Network Pharmacology-Based Study of the Underlying Mechanisms of Huangqi Sijunzi Decoction for Alzheimer's Disease

Abstract

Background: Huangqi Sijunzi decoction (HQSJZD) is a commonly used conventional Chinese herbal medicine prescription for invigorating Qi, tonifying Yang, and removing dampness. Modern pharmacology and clinical applications of HQSJZD have shown that it has a certain curative effect on Alzheimer's disease (AD).

Methods: The active components and targets of HQSJZD were searched in the Traditional Chinese Medicine Systems Pharmacology Database and Analysis Platform (TCMSP). The genes corresponding to the targets were retrieved using UniProt and GeneCard database. The herb-compound-target network and protein-protein interaction (PPI) network were constructed by Cytoscape. The core targets of HQSJZD were analysed by Gene Ontology (GO) and Kyoto Encyclopedia of Genes and Genomes (KEGG). The main active compounds of HQSJZD were docked with acetylcholinesterase (AChE). In vitro experiments were conducted to detect the inhibitory and neuroprotective effects of AChE.

Results: Compound-target network mainly contained 132 compounds and 255 corresponding targets. The main compounds contained quercetin, kaempferol, formononetin, isorhamnetin, hederagenin, and calycosin. Key targets contained AChE, PTGS2, PPARG, IL-1B, GSK3B, etc. There were 1708 GO items in GO enrichment analysis and 310 signalling pathways in KEGG, mainly including the cAMP signalling pathway, the vascular endothelial growth factor (VEGF) signalling pathway, serotonergic synapses, the calcium signalling pathway, type II diabetes mellitus, arginine and proline metabolism, and the longevity regulating pathway. Molecular docking showed that hederagenin and formononetin were the top 2 compounds of HQSJZD, which had a high affinity with AChE. And formononetin has a good neuroprotective effect, which can improve the oxidative damage of nerve cells.

Conclusion: HQSJZD was found to have the potential to treat AD by targeting multiple AD-related targets. Formononetin and hederagenin in HQSJZD may regulate multiple signalling pathways through AChE, which might play a therapeutic role in AD.

Figure 1

Composition distribution of HQSJZD decoction.

Figure 2

Herb-compound-target network of HQSJZD. Blue nodes: protein targets; circular nodes: compounds; edges: interactions between compounds and proteins.

Figure 3

(a) Intersection of drug targets and AD disease targets; the number represents the number of targets. (b) Compound-target network of HQSJZD. Green nodes: protein targets; yellow nodes: key compounds; Orange pink: the ingredients of Chinese medicine; Edges: interactions between compounds and proteins.

Figure 4

GO enrichment analysis of the 60 targets of HQSJZD. The chart is arranged in order from high to low according to the number of target distributions.

Figure 5

KEGG enrichment analysis of the potential targets of HQSJZD. The larger rich factor stands for the higher level of enrichment.
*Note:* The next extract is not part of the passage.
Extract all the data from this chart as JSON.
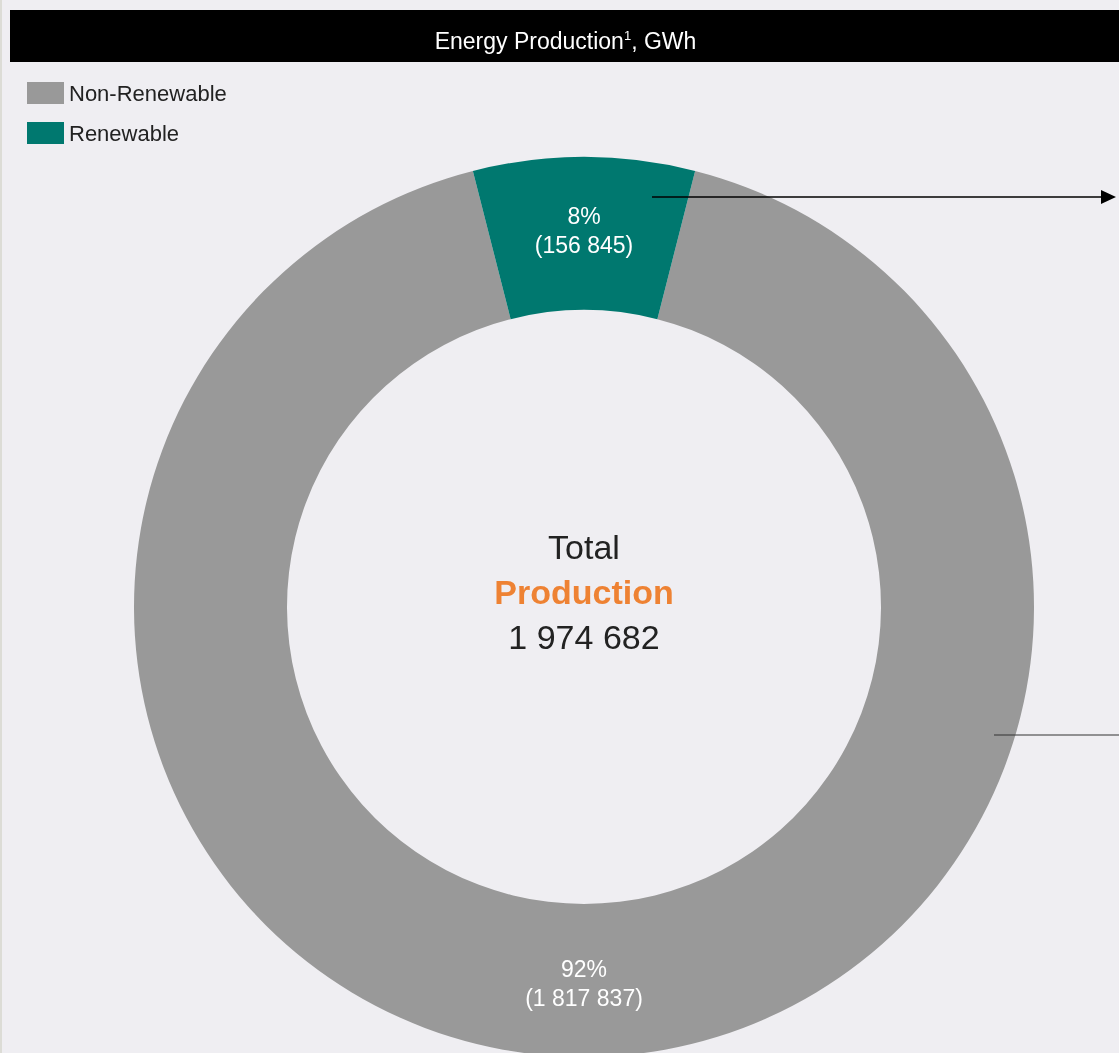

The size of the dot denotes the number of target genes in the pathway, and the color shade of the dot indicates the different P value range.

Figure 6

Protein-protein interaction network (network of the 16 key targets based on the STRING database. Large size represents higher degree value).

Figure 7

Results of docking 6 compounds with AChE. (a) Donepezil; (b) quercetin; (c) kaempferol; (d) formononetin; (e) isorhamnetin; (f) hederagenin; (g) calycosin. The yellow dotted line: hydrogen bond; the number: bond distance.

Figure 8

The inhibitory effect of donepezil (a), formononetin (b), and hederagenin (c) on AChE activity. Results are presented as means ± SEM, n = 3.

Figure 9

The protective effects of formononetin against cell injury induced by sodium nitroprusside (a) and potassium chloride (b) in SH-SY5Y cells. Results are presented as means ± SEM, n = 3. ^###P < 0.001 versus each control group. ^∗P < 0.05, ^∗∗P < 0.01, ^∗∗∗P < 0.001, versus group solely treated with sodium nitroprusside or potassium chloride, respectively.